Currently, there is still an issue regarding allegations of the “suspension” of work for those riders that do not reach a “weekly completion rate” for their deliveries. Without a Supreme Court ruling on what sort of “control” is deemed to be within the realms of the Four-Fold Test for delivery app riders, this is still a gray area.

Exceptions to the Rule?

There is still some consternation on this issue, despite the issuance of the DOLE’s LA 14-21. In the Advisory, the DOLE stipulated that there is also the Economic Reality Test to be applied to ascertain for definite if a contractor really is a contractor.

The Economic Reality Test looks at several other factors that are involved in deciding whether or not the rider is an employee or a contractor. The determination of the relationship between employer and employee depends upon the circumstances of the whole economic activity, such as:

  1. the extent to which the services performed are an integral part of the employer’s business;
  2. the extent of the worker’s investment in equipment and facilities;
  3. the nature and degree of control exercised by the employer;
  4. the worker’s opportunity for profit and loss;
  5. the amount of initiative, skill, judgment or foresight required for the success of the claimed independent enterprise;
  6. the permanency and duration of the relationship between the worker and the employer; and
  7. the degree of dependency of the worker upon the employer for his continued employment in that line of business.

One major point of concern is whether their capitalization satisfies the requirement of “substantial capital or investment” as to hold them to be responsible for themselves as independent contractors.

What determines their “substantial capital or investment”? No figure has yet been put on this requirement, and unlike the requirement for “substantial capital or investment” for agencies or construction contractors, this individual amount has yet to be determined.

One could say, for example, that the ownership of a motor, helmet, safety gear and bag to carry things in, insurance, a license and registration, plus enough cash to cover the cost of a few orders before you start working would be enough to cover that “substantial capital or investment”, since there is not much to invest in the first place, and they do not need a multitude of specialist tools and equipment. But that would really require either a DOLE Department Order or Supreme Court intervention.

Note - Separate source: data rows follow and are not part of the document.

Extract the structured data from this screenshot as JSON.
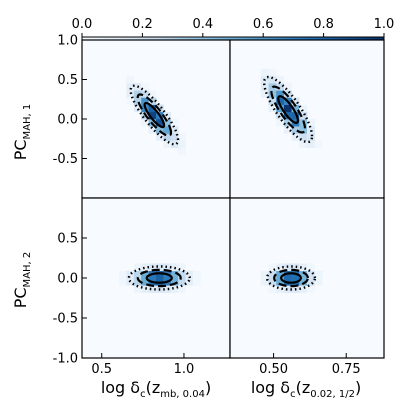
{
  "chart_data": {
    "type": "heatmap",
    "colormap": {
      "name": "Blues",
      "range": [
        0.0,
        1.0
      ],
      "ticks": [
        "0.0",
        "0.2",
        "0.4",
        "0.6",
        "0.8",
        "1.0"
      ],
      "low_color": "#f7fbff",
      "high_color": "#08306b"
    },
    "shared_axes": {
      "y_range": [
        -1.0,
        1.0
      ],
      "top_row_yticks": [
        "1.0",
        "0.5",
        "0.0",
        "-0.5"
      ],
      "bottom_row_yticks": [
        "0.5",
        "0.0",
        "-0.5",
        "-1.0"
      ],
      "left_col_xticks": [
        "0.5",
        "1.0"
      ],
      "right_col_xticks": [
        "0.50",
        "0.75"
      ]
    },
    "labels": {
      "y_top": "PC",
      "y_top_sub": "MAH, 1",
      "y_bottom": "PC",
      "y_bottom_sub": "MAH, 2",
      "x_left": "log δ",
      "x_left_sub1": "c",
      "x_left_mid": "(z",
      "x_left_sub2": "mb, 0.04",
      "x_left_end": ")",
      "x_right": "log δ",
      "x_right_sub1": "c",
      "x_right_mid": "(z",
      "x_right_sub2": "0.02, 1/2",
      "x_right_end": ")"
    },
    "panels": [
      {
        "id": "top-left",
        "row": 0,
        "col": 0,
        "x_range": [
          0.38,
          1.28
        ],
        "center": [
          0.82,
          0.05
        ],
        "sigma": [
          0.07,
          0.18
        ],
        "rho": -0.85,
        "contour_levels": {
          "inner": 0.7,
          "dashed": 0.35,
          "dotted": 0.12
        }
      },
      {
        "id": "top-right",
        "row": 0,
        "col": 1,
        "x_range": [
          0.35,
          0.88
        ],
        "center": [
          0.55,
          0.12
        ],
        "sigma": [
          0.04,
          0.2
        ],
        "rho": -0.82,
        "contour_levels": {
          "inner": 0.7,
          "dashed": 0.35,
          "dotted": 0.12
        }
      },
      {
        "id": "bottom-left",
        "row": 1,
        "col": 0,
        "x_range": [
          0.38,
          1.28
        ],
        "center": [
          0.85,
          0.0
        ],
        "sigma": [
          0.09,
          0.07
        ],
        "rho": 0.0,
        "contour_levels": {
          "inner": 0.7,
          "dashed": 0.35,
          "dotted": 0.12
        }
      },
      {
        "id": "bottom-right",
        "row": 1,
        "col": 1,
        "x_range": [
          0.35,
          0.88
        ],
        "center": [
          0.56,
          0.0
        ],
        "sigma": [
          0.04,
          0.07
        ],
        "rho": 0.0,
        "contour_levels": {
          "inner": 0.7,
          "dashed": 0.35,
          "dotted": 0.12
        }
      }
    ]
  }
}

Another is whether or not they perform activities which are necessary and desirable to the business of the companies that had accredited them such that the latter’s enterprise stand to profit from the drivers’ labor. This could be argued that, since their whole business revolves around people delivering stuff for other people, then it is considered a “necessary and desirable” activity and that they really DO stand to profit from the labors of the driver. After all, they Do take around 20% of all money earned!

Still another matter to reckon is whether the firms wield the power to “dismiss” the drivers for deviating from the imposed guidelines or policies. Or would such a “dismissal” only constitute a breach of contract, such as when failing to deliver an item or transferring responsibility to another rider, which would need to be challenged in the civil court instead of the NLRC.

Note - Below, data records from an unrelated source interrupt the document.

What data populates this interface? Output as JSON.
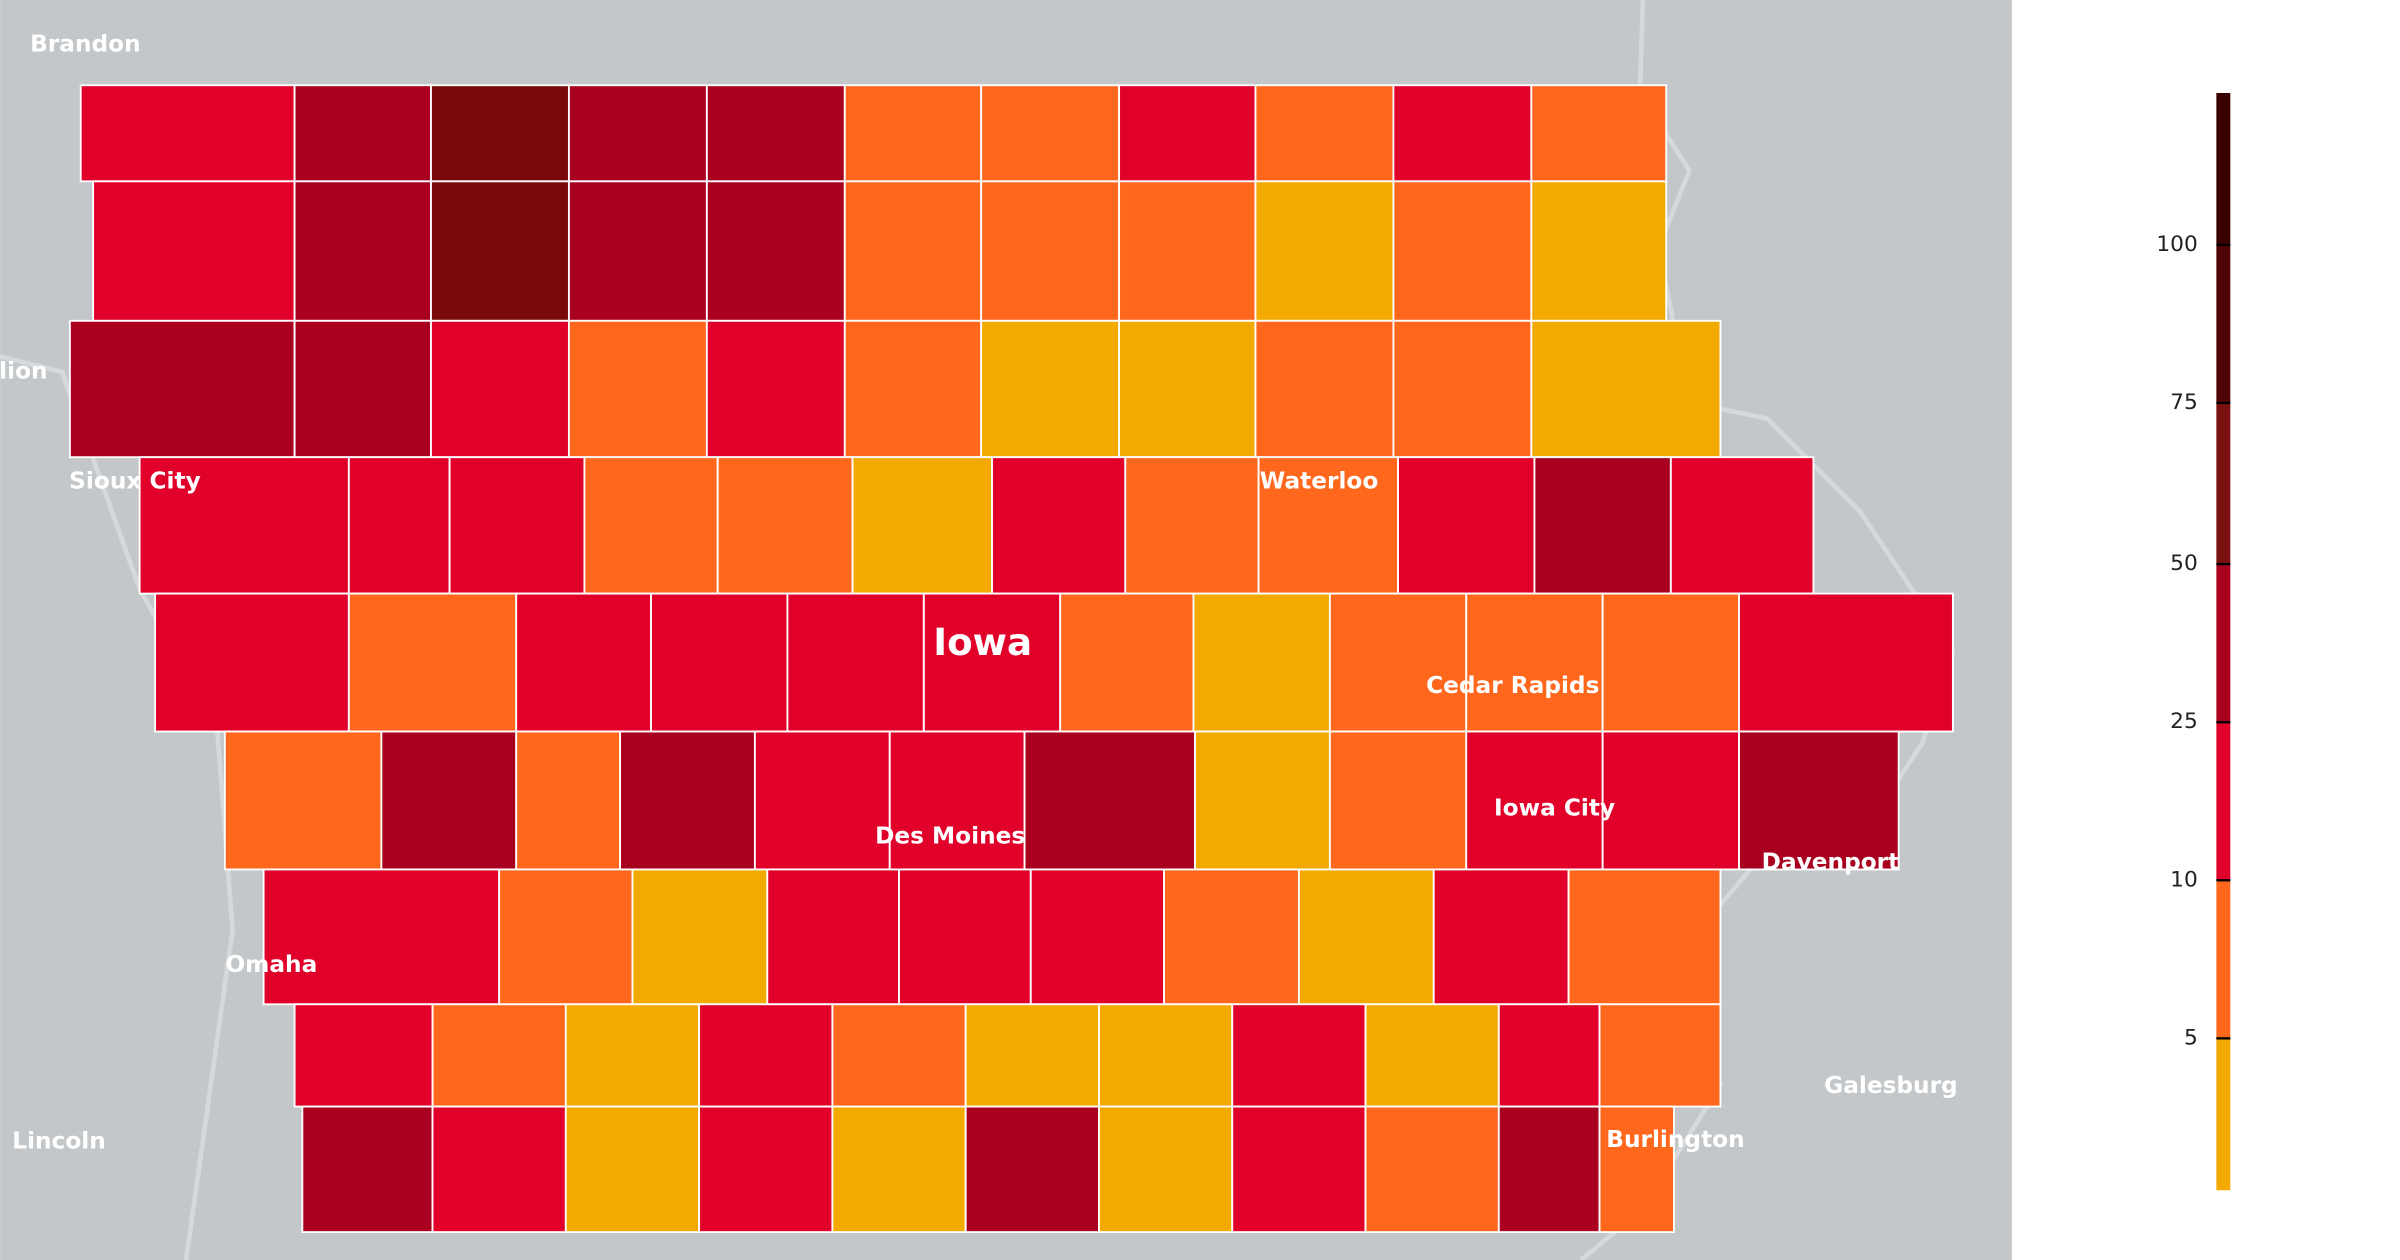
{
  "map": {
    "state_label": "Iowa",
    "place_labels": [
      "Brandon",
      "lion",
      "Sioux City",
      "Waterloo",
      "Cedar Rapids",
      "Iowa City",
      "Des Moines",
      "Davenport",
      "Omaha",
      "Galesburg",
      "Lincoln",
      "Burlington"
    ],
    "county_rows": [
      [
        "#e0002a",
        "#a8001e",
        "#7a0a0a",
        "#a8001e",
        "#a8001e",
        "#ff671d",
        "#ff671d",
        "#e0002a",
        "#ff671d",
        "#e0002a",
        "#ff671d"
      ],
      [
        "#e0002a",
        "#a8001e",
        "#7a0a0a",
        "#a8001e",
        "#a8001e",
        "#ff671d",
        "#ff671d",
        "#ff671d",
        "#f2a900",
        "#ff671d",
        "#f2a900"
      ],
      [
        "#a8001e",
        "#a8001e",
        "#e0002a",
        "#ff671d",
        "#e0002a",
        "#ff671d",
        "#f2a900",
        "#f2a900",
        "#ff671d",
        "#ff671d",
        "#f2a900"
      ],
      [
        "#e0002a",
        "#e0002a",
        "#e0002a",
        "#ff671d",
        "#ff671d",
        "#f2a900",
        "#e0002a",
        "#ff671d",
        "#ff671d",
        "#e0002a",
        "#a8001e",
        "#e0002a"
      ],
      [
        "#e0002a",
        "#ff671d",
        "#e0002a",
        "#e0002a",
        "#e0002a",
        "#e0002a",
        "#ff671d",
        "#f2a900",
        "#ff671d",
        "#ff671d",
        "#ff671d",
        "#e0002a"
      ],
      [
        "#ff671d",
        "#a8001e",
        "#ff671d",
        "#a8001e",
        "#e0002a",
        "#e0002a",
        "#a8001e",
        "#f2a900",
        "#ff671d",
        "#e0002a",
        "#e0002a",
        "#a8001e"
      ],
      [
        "#e0002a",
        "#ff671d",
        "#f2a900",
        "#e0002a",
        "#e0002a",
        "#e0002a",
        "#ff671d",
        "#f2a900",
        "#e0002a",
        "#ff671d"
      ],
      [
        "#e0002a",
        "#ff671d",
        "#f2a900",
        "#e0002a",
        "#ff671d",
        "#f2a900",
        "#f2a900",
        "#e0002a",
        "#f2a900",
        "#e0002a",
        "#ff671d"
      ],
      [
        "#a8001e",
        "#e0002a",
        "#f2a900",
        "#e0002a",
        "#f2a900",
        "#a8001e",
        "#f2a900",
        "#e0002a",
        "#ff671d",
        "#a8001e",
        "#ff671d"
      ]
    ],
    "legend": {
      "ticks": [
        100,
        75,
        50,
        25,
        10,
        5
      ],
      "colors": [
        "#3a0000",
        "#4f0505",
        "#7a1010",
        "#a8001e",
        "#e0002a",
        "#ff671d",
        "#f2a900"
      ]
    }
  }
}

None of these concerns have yet been quantified as to whether a delivery rider is considered an employee or contractor under the Economic Reality Test. However, for now at least, those who were terminated and think they may have been employed riders can file a complaint with the DOLE, through the Single Entry Approach (SEnA) form.

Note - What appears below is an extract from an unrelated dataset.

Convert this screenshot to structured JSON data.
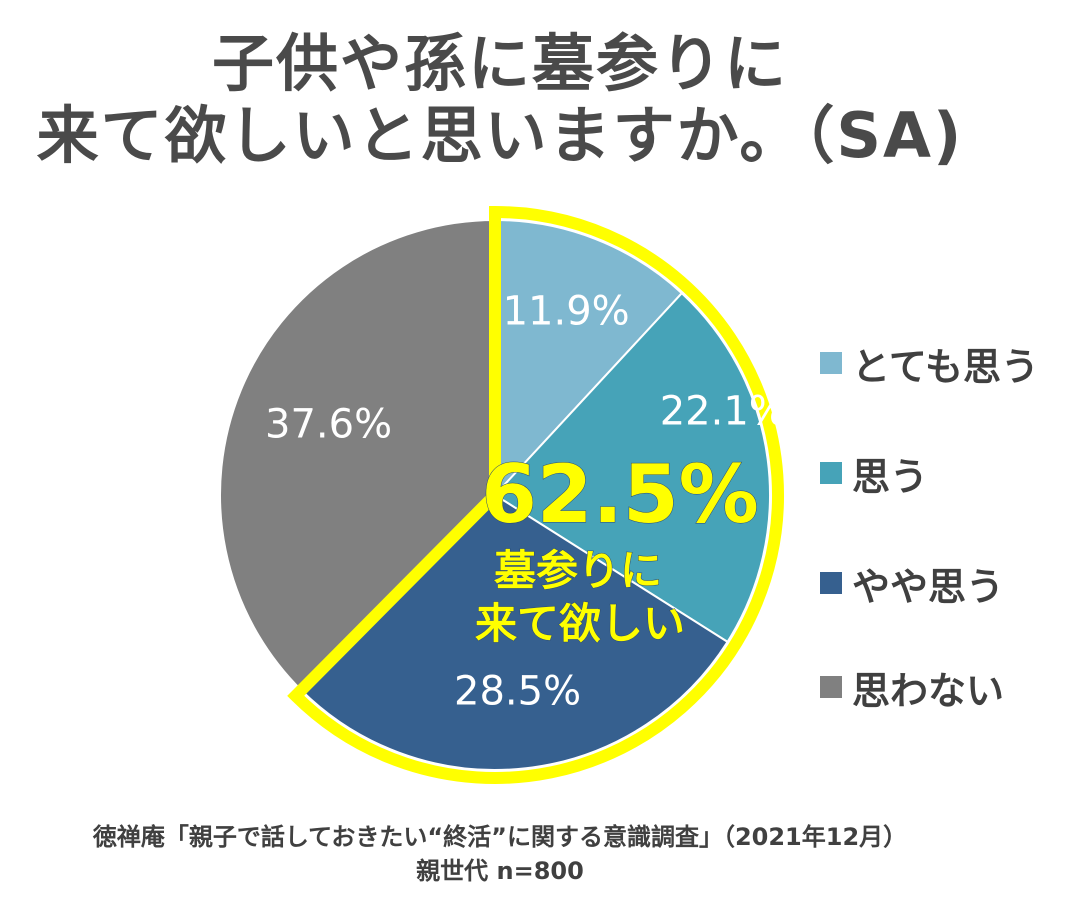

This is really the only way for now to determine under the three Tests whether a rider is an employee or a contractor. The DOLE will not automatically rule out the possibility of an employer-employee relationship, and if the company refuses to cooperate, the DOLE will conduct its own investigation and referral to a Labor Arbiter, if necessary.

Still, this is an aspect of the issue that may take years for courts to sort out, and may well find itself in the Supreme Court before any real decision on the status of delivery riders is made.